In these circumstances a correct full score of the opera could normally be published on the basis of the autograph manuscript. But the difficulty with Les Pêcheurs de perles is that the autograph is in private hands and is not likely to be accessible to scholars for many years. Earlier attempts to provide a complete text have offered new orchestrations of the missing passages on the basis of Bizet’s vocal score, which is an acceptable solution. But a much closer approximation to Bizet’s scoring can be arrived at by consulting a manuscript of the opera held by the Bibliothèque-Musée de l’Opéra, Paris, deriving from the original performances of the opera at the Théâtre-Lyrique in 1863. This is a “Violon-Conducteur” score, used by the conductor in the theatre: a reduction on six staves showing the principal wind and string entries and important elements of the orchestration not specified by the vocal score. In addition this Violon-Conducteur includes certain passages which were cut from the opera before the vocal score was printed.
The new Bärenreiter edition establishes the text of the opera as Bizet wrote it, with certain parts of the opera newly orchestrated by the editor Hugh Macdonald on the basis of the vocal score and the Violon-Conducteur.

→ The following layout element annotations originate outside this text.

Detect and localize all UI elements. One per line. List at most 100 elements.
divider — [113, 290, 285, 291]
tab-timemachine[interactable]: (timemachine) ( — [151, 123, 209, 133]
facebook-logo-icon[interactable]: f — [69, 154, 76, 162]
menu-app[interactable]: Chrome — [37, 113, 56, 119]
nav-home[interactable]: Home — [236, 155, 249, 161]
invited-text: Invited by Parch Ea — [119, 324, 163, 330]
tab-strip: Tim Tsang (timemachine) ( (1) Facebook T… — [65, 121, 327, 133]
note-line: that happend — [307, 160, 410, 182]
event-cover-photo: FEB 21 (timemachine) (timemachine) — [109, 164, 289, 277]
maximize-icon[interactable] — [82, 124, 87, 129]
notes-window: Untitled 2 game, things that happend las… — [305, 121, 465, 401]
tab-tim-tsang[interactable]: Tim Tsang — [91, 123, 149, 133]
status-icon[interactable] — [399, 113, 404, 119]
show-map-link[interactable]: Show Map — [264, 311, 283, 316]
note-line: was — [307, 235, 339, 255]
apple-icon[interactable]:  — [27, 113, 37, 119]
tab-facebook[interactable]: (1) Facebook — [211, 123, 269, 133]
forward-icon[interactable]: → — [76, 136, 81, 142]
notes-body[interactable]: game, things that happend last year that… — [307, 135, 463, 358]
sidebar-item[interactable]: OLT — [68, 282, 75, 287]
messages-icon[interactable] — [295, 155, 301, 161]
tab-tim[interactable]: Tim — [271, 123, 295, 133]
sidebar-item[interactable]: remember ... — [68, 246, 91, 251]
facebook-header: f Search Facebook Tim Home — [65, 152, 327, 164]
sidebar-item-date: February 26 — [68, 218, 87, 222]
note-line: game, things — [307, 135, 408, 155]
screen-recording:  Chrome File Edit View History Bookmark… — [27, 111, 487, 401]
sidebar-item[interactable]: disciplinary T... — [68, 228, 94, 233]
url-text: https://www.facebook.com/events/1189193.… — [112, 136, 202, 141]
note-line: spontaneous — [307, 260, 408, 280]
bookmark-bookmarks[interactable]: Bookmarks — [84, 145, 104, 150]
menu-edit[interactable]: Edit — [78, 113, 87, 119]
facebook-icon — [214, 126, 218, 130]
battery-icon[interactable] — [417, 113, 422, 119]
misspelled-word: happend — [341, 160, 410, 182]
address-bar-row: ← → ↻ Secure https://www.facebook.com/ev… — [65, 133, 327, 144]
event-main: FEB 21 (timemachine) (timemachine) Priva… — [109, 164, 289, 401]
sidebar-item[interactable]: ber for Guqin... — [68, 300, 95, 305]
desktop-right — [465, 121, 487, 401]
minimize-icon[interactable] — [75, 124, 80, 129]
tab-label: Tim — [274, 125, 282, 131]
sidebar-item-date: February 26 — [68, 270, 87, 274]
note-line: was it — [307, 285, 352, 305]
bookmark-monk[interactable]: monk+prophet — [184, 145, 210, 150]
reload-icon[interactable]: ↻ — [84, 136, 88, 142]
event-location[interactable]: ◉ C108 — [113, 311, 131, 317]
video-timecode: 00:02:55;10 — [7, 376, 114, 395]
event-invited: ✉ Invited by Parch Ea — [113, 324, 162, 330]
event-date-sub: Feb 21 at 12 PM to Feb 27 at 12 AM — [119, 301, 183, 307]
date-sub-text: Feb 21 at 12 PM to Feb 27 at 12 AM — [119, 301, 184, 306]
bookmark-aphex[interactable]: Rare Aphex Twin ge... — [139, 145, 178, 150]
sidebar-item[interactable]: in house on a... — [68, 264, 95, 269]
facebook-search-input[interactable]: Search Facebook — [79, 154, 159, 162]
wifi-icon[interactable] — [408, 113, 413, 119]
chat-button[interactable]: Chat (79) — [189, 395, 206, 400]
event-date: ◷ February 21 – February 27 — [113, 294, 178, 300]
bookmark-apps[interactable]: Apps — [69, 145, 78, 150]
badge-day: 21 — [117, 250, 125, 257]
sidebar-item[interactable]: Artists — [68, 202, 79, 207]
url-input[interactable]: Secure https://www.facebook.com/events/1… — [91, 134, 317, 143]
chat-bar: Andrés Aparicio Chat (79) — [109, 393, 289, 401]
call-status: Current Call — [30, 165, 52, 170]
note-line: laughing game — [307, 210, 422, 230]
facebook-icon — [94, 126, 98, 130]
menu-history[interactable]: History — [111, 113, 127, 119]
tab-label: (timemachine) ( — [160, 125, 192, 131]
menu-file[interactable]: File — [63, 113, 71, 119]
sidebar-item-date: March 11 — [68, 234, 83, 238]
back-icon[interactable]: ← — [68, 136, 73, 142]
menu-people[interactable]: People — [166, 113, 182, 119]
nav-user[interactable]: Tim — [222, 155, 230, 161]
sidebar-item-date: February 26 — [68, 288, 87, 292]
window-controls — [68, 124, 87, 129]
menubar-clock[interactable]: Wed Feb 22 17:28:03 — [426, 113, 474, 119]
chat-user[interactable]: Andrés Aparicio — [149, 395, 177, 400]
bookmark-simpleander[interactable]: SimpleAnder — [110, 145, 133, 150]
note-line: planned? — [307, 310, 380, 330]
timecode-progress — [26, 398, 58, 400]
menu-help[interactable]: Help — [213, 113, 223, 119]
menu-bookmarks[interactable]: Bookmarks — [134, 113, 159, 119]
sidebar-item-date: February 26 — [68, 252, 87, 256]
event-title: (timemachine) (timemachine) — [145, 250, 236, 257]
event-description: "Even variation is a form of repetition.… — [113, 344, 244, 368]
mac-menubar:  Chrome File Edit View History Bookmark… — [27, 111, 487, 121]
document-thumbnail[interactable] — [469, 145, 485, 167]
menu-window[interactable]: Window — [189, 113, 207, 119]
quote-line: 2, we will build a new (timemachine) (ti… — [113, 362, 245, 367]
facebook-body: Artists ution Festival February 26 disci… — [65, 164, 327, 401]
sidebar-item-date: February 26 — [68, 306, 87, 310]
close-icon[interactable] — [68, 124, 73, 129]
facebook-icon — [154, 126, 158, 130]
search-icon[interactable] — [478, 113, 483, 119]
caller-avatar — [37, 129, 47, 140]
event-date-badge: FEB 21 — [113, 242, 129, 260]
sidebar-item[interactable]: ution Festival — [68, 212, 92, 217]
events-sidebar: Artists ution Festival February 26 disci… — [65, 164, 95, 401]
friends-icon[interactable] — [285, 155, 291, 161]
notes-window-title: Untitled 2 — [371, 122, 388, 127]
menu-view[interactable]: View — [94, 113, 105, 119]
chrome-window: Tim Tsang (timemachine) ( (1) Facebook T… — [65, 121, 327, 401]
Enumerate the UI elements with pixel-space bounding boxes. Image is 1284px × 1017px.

The most important of these passages are
1) the close of the opening scene, in which it has become traditional to reprise the duet for Nadir and Zurga “Oui, c’est elle, c’est la déesse” instead of Bizet’s version which deliberately leaves the duet as a tantalising glimpse of the beautiful girl they have both forsworn.

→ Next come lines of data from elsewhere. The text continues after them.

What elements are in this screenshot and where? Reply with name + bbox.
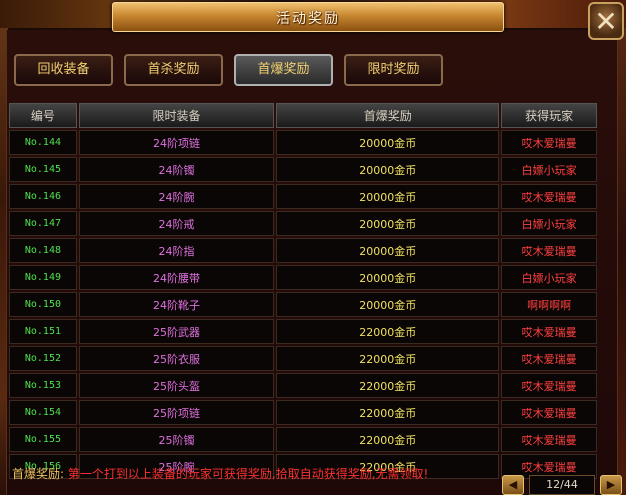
table-row: No.144 24阶项链 20000金币 哎木爱瑞曼: [9, 130, 597, 155]
row-equipment: 25阶镯: [78, 427, 275, 452]
row-player: 哎木爱瑞曼: [501, 427, 597, 452]
row-equipment: 25阶武器: [78, 319, 275, 344]
row-equipment: 25阶头盔: [78, 373, 275, 398]
frame-right-decoration: [618, 0, 626, 495]
row-reward: 22000金币: [276, 427, 500, 452]
row-player: 白嫖小玩家: [501, 211, 597, 236]
row-reward: 20000金币: [276, 157, 500, 182]
row-player: 白嫖小玩家: [501, 265, 597, 290]
tab-first-drop-reward[interactable]: 首爆奖励: [234, 54, 333, 86]
row-equipment: 24阶腰带: [78, 265, 275, 290]
row-id: No.144: [9, 130, 77, 155]
footer-label: 首爆奖励:: [12, 467, 65, 481]
row-player: 哎木爱瑞曼: [501, 346, 597, 371]
close-icon: ✕: [594, 5, 618, 38]
table-row: No.153 25阶头盔 22000金币 哎木爱瑞曼: [9, 373, 597, 398]
row-player: 哎木爱瑞曼: [501, 184, 597, 209]
row-equipment: 24阶镯: [78, 157, 275, 182]
row-id: No.149: [9, 265, 77, 290]
table-row: No.148 24阶指 20000金币 哎木爱瑞曼: [9, 238, 597, 263]
reward-table: 编号 限时装备 首爆奖励 获得玩家 No.144 24阶项链 20000金币 哎木爱瑞…: [7, 101, 599, 481]
table-row: No.146 24阶腕 20000金币 哎木爱瑞曼: [9, 184, 597, 209]
row-player: 哎木爱瑞曼: [501, 319, 597, 344]
prev-page-button[interactable]: ◀: [502, 475, 524, 495]
row-equipment: 25阶衣服: [78, 346, 275, 371]
row-equipment: 24阶指: [78, 238, 275, 263]
row-reward: 20000金币: [276, 184, 500, 209]
title-bar: 活动奖励: [112, 2, 504, 32]
header-id: 编号: [9, 103, 77, 128]
row-id: No.150: [9, 292, 77, 317]
row-id: No.151: [9, 319, 77, 344]
row-equipment: 24阶戒: [78, 211, 275, 236]
next-page-icon: ▶: [606, 478, 616, 491]
row-reward: 20000金币: [276, 211, 500, 236]
row-reward: 20000金币: [276, 265, 500, 290]
next-page-button[interactable]: ▶: [600, 475, 622, 495]
header-equipment: 限时装备: [78, 103, 275, 128]
table-row: No.149 24阶腰带 20000金币 白嫖小玩家: [9, 265, 597, 290]
footer-text: 第一个打到以上装备的玩家可获得奖励,拾取自动获得奖励,无需领取!: [67, 467, 429, 481]
row-reward: 22000金币: [276, 346, 500, 371]
table-row: No.155 25阶镯 22000金币 哎木爱瑞曼: [9, 427, 597, 452]
row-reward: 22000金币: [276, 319, 500, 344]
tab-recycle-equipment[interactable]: 回收装备: [14, 54, 113, 86]
row-reward: 20000金币: [276, 130, 500, 155]
row-id: No.152: [9, 346, 77, 371]
row-player: 哎木爱瑞曼: [501, 373, 597, 398]
table-row: No.145 24阶镯 20000金币 白嫖小玩家: [9, 157, 597, 182]
row-id: No.155: [9, 427, 77, 452]
row-player: 哎木爱瑞曼: [501, 400, 597, 425]
header-reward: 首爆奖励: [276, 103, 500, 128]
row-equipment: 25阶项链: [78, 400, 275, 425]
table-row: No.154 25阶项链 22000金币 哎木爱瑞曼: [9, 400, 597, 425]
row-id: No.147: [9, 211, 77, 236]
row-player: 白嫖小玩家: [501, 157, 597, 182]
row-player: 啊啊啊啊: [501, 292, 597, 317]
row-equipment: 24阶项链: [78, 130, 275, 155]
table-row: No.150 24阶靴子 20000金币 啊啊啊啊: [9, 292, 597, 317]
tab-first-kill-reward[interactable]: 首杀奖励: [124, 54, 223, 86]
row-reward: 22000金币: [276, 400, 500, 425]
prev-page-icon: ◀: [508, 478, 518, 491]
row-reward: 20000金币: [276, 292, 500, 317]
row-id: No.145: [9, 157, 77, 182]
row-reward: 20000金币: [276, 238, 500, 263]
close-button[interactable]: ✕: [588, 2, 624, 40]
table-row: No.152 25阶衣服 22000金币 哎木爱瑞曼: [9, 346, 597, 371]
row-player: 哎木爱瑞曼: [501, 130, 597, 155]
row-equipment: 24阶靴子: [78, 292, 275, 317]
table-row: No.151 25阶武器 22000金币 哎木爱瑞曼: [9, 319, 597, 344]
table-header-row: 编号 限时装备 首爆奖励 获得玩家: [9, 103, 597, 128]
row-id: No.148: [9, 238, 77, 263]
row-reward: 22000金币: [276, 373, 500, 398]
table-row: No.147 24阶戒 20000金币 白嫖小玩家: [9, 211, 597, 236]
tab-limited-time-reward[interactable]: 限时奖励: [344, 54, 443, 86]
row-id: No.154: [9, 400, 77, 425]
header-player: 获得玩家: [501, 103, 597, 128]
row-player: 哎木爱瑞曼: [501, 238, 597, 263]
footer-note: 首爆奖励: 第一个打到以上装备的玩家可获得奖励,拾取自动获得奖励,无需领取!: [12, 465, 428, 482]
row-id: No.153: [9, 373, 77, 398]
row-id: No.146: [9, 184, 77, 209]
page-indicator: 12/44: [529, 475, 595, 495]
window-title: 活动奖励: [276, 11, 340, 27]
row-equipment: 24阶腕: [78, 184, 275, 209]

2) Two sections in the duet for Leïla and Zurga in the first tableau of Act III.
3) Part of the Chœur dansé “Dès que le soleil” in the second tableau of Act III.
4) The original ending.
The new edition also shows, in an Appendix, the text of spoken dialogue that was replaced by recitatives before the 1863 performances, also the passages in the Violon-Conducteur score that were cut before those performances and which have not been published before.

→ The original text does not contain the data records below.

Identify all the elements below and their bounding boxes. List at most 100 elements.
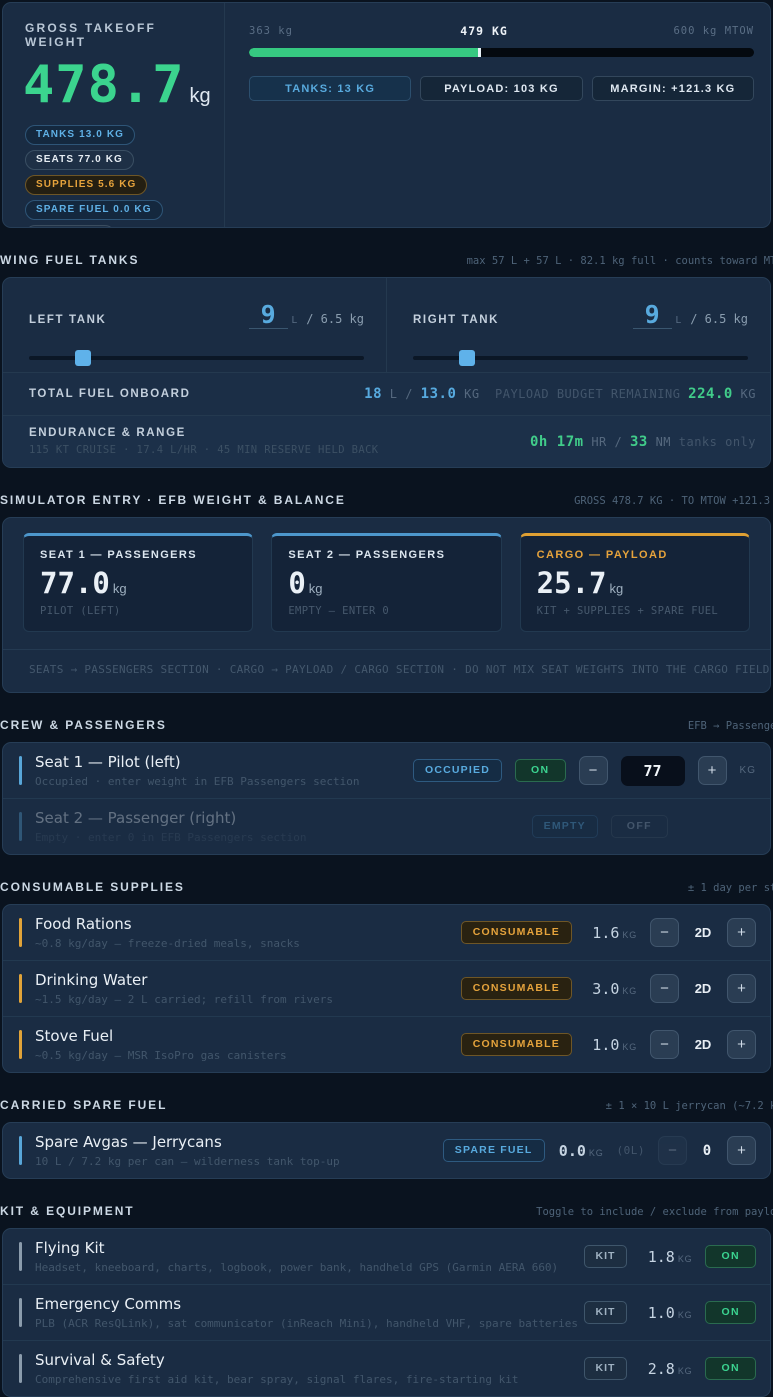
- supply-weight: 1.6: [592, 924, 619, 942]
- seat2-toggle[interactable]: OFF: [611, 815, 668, 838]
- row-accent: [19, 756, 22, 785]
- fuel-section-title: WING FUEL TANKS: [0, 253, 139, 267]
- gross-weight-title: GROSS TAKEOFF WEIGHT: [25, 21, 212, 49]
- spare-fuel-title: Spare Avgas — Jerrycans: [35, 1133, 340, 1151]
- supply-minus-button[interactable]: −: [650, 974, 679, 1003]
- left-tank-input[interactable]: 9: [249, 302, 288, 329]
- supply-plus-button[interactable]: +: [727, 974, 756, 1003]
- crew-section-meta: EFB → Passengers: [688, 720, 773, 732]
- kit-title: Emergency Comms: [35, 1295, 578, 1313]
- kit-weight-unit: KG: [678, 1310, 693, 1320]
- seat1-toggle[interactable]: ON: [515, 759, 566, 782]
- spare-fuel-row: Spare Avgas — Jerrycans 10 L / 7.2 kg pe…: [3, 1123, 770, 1178]
- left-tank: LEFT TANK 9 L / 6.5 kg: [3, 278, 386, 372]
- spare-fuel-section-meta: ± 1 × 10 L jerrycan (~7.2 kg): [606, 1100, 773, 1112]
- simulator-panel: SEAT 1 — PASSENGERS 77.0 kg PILOT (LEFT)…: [2, 517, 771, 693]
- endurance-time-unit: HR: [591, 435, 606, 449]
- total-fuel-kg: 13.0: [421, 386, 457, 402]
- endurance-range: 33: [630, 434, 648, 450]
- spare-fuel-panel: Spare Avgas — Jerrycans 10 L / 7.2 kg pe…: [2, 1122, 771, 1179]
- slider-handle[interactable]: [75, 350, 91, 366]
- seat2-title: Seat 2 — Passenger (right): [35, 809, 307, 827]
- total-fuel-liters-unit: L: [390, 387, 398, 401]
- supply-minus-button[interactable]: −: [650, 918, 679, 947]
- kit-toggle[interactable]: ON: [705, 1301, 756, 1324]
- row-accent: [19, 812, 22, 841]
- efb-card-seat2: SEAT 2 — PASSENGERS 0 kg EMPTY — ENTER 0: [271, 533, 501, 632]
- spare-fuel-plus-button[interactable]: +: [727, 1136, 756, 1165]
- seat1-minus-button[interactable]: −: [579, 756, 608, 785]
- kit-section-title: KIT & EQUIPMENT: [0, 1204, 135, 1218]
- row-accent: [19, 1136, 22, 1165]
- efb-card-cargo: CARGO — PAYLOAD 25.7 kg KIT + SUPPLIES +…: [520, 533, 750, 632]
- left-tank-capacity: / 6.5 kg: [306, 312, 364, 326]
- endurance-range-unit: NM: [656, 435, 671, 449]
- card-title: SEAT 1 — PASSENGERS: [40, 549, 236, 561]
- supply-days: 2D: [692, 981, 714, 996]
- seat1-row: Seat 1 — Pilot (left) Occupied · enter w…: [3, 743, 770, 798]
- supply-weight: 1.0: [592, 1036, 619, 1054]
- consumable-badge: CONSUMABLE: [461, 1033, 572, 1056]
- supply-row-food: Food Rations ~0.8 kg/day — freeze-dried …: [3, 905, 770, 960]
- progressbar-marker: [478, 48, 481, 57]
- supply-plus-button[interactable]: +: [727, 918, 756, 947]
- endurance-sub: 115 KT CRUISE · 17.4 L/HR · 45 MIN RESER…: [29, 444, 379, 456]
- separator: /: [615, 435, 623, 449]
- gross-weight-card: GROSS TAKEOFF WEIGHT 478.7 kg TANKS 13.0…: [2, 2, 771, 228]
- supply-minus-button[interactable]: −: [650, 1030, 679, 1059]
- gross-weight-pane: GROSS TAKEOFF WEIGHT 478.7 kg TANKS 13.0…: [3, 3, 225, 227]
- left-tank-slider[interactable]: [29, 350, 364, 366]
- progressbar-fill: [249, 48, 481, 57]
- supply-days: 2D: [692, 1037, 714, 1052]
- fuel-section-meta: max 57 L + 57 L · 82.1 kg full · counts …: [467, 255, 773, 267]
- spare-fuel-minus-button[interactable]: −: [658, 1136, 687, 1165]
- total-fuel-label: TOTAL FUEL ONBOARD: [29, 388, 190, 400]
- kit-sub: Comprehensive first aid kit, bear spray,…: [35, 1373, 518, 1386]
- badge-seats: SEATS 77.0 KG: [25, 150, 134, 170]
- consumable-badge: CONSUMABLE: [461, 977, 572, 1000]
- kit-panel: Flying Kit Headset, kneeboard, charts, l…: [2, 1228, 771, 1397]
- bar-max-label: 600 kg MTOW: [673, 25, 754, 37]
- supply-weight-unit: KG: [622, 1042, 637, 1052]
- supplies-section-title: CONSUMABLE SUPPLIES: [0, 880, 185, 894]
- budget-label: PAYLOAD BUDGET REMAINING: [495, 387, 680, 401]
- seat1-plus-button[interactable]: +: [698, 756, 727, 785]
- badge-tanks: TANKS 13.0 KG: [25, 125, 135, 145]
- kit-toggle[interactable]: ON: [705, 1245, 756, 1268]
- card-sub: PILOT (LEFT): [40, 605, 236, 617]
- card-title: SEAT 2 — PASSENGERS: [288, 549, 484, 561]
- card-unit: kg: [610, 581, 624, 596]
- row-accent: [19, 1030, 22, 1059]
- seat1-sub: Occupied · enter weight in EFB Passenger…: [35, 775, 360, 788]
- card-unit: kg: [113, 581, 127, 596]
- card-value: 25.7: [537, 569, 607, 598]
- total-fuel-row: TOTAL FUEL ONBOARD 18 L / 13.0 KG PAYLOA…: [3, 372, 770, 415]
- seat1-weight-input[interactable]: 77: [621, 756, 685, 786]
- right-tank-slider[interactable]: [413, 350, 748, 366]
- weight-bar-pane: 363 kg 479 KG 600 kg MTOW TANKS: 13 KG P…: [225, 3, 770, 227]
- spare-fuel-section-title: CARRIED SPARE FUEL: [0, 1098, 167, 1112]
- kit-weight: 2.8: [648, 1360, 675, 1378]
- supply-row-stove-fuel: Stove Fuel ~0.5 kg/day — MSR IsoPro gas …: [3, 1016, 770, 1072]
- weight-breakdown-badges: TANKS 13.0 KG SEATS 77.0 KG SUPPLIES 5.6…: [25, 125, 212, 228]
- card-sub: EMPTY — ENTER 0: [288, 605, 484, 617]
- kit-row-emergency-comms: Emergency Comms PLB (ACR ResQLink), sat …: [3, 1284, 770, 1340]
- row-accent: [19, 918, 22, 947]
- spare-fuel-count: 0: [700, 1143, 714, 1159]
- gross-weight-value: 478.7: [23, 55, 185, 115]
- badge-spare-fuel: SPARE FUEL 0.0 KG: [25, 200, 163, 220]
- slider-handle[interactable]: [459, 350, 475, 366]
- left-tank-label: LEFT TANK: [29, 314, 106, 326]
- separator: /: [405, 387, 413, 401]
- right-tank-input[interactable]: 9: [633, 302, 672, 329]
- kit-badge: KIT: [584, 1301, 628, 1324]
- kit-row-flying-kit: Flying Kit Headset, kneeboard, charts, l…: [3, 1229, 770, 1284]
- row-accent: [19, 1242, 22, 1271]
- supplies-section-meta: ± 1 day per step: [688, 882, 773, 894]
- right-tank-capacity: / 6.5 kg: [690, 312, 748, 326]
- kit-toggle[interactable]: ON: [705, 1357, 756, 1380]
- row-accent: [19, 1354, 22, 1383]
- kit-badge: KIT: [584, 1357, 628, 1380]
- stat-payload: PAYLOAD: 103 KG: [420, 76, 582, 101]
- supply-plus-button[interactable]: +: [727, 1030, 756, 1059]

The inauthentic versions of the opera that were published after Bizet’s death are shown in another Appendix. These include a Trio composed by Benjamin Godard and the two different endings, neither of them by Bizet, given in the two editions of the Choudens full score.
An additional Appendix provides a new edition of the timpani part. Although he was a master of orchestration, Bizet was notoriously unconcerned about the pitches of the two drums available to his timpanist. The vocal score shows that he often intended the pitch to be other than the one available at the time, and there are frequent collisions with the prevailing harmony. Allowing the use of three modern tunable drums, the editor has rewritten the timpani part for present-day use. An English translation for singing is included in the score and the vocal score version of the new edition.
With this new edition, conductors and stage-directors will be able to plan a performance of Bizet’s youthful masterpiece with the full information concerning authentic and inauthentic versions of the opera.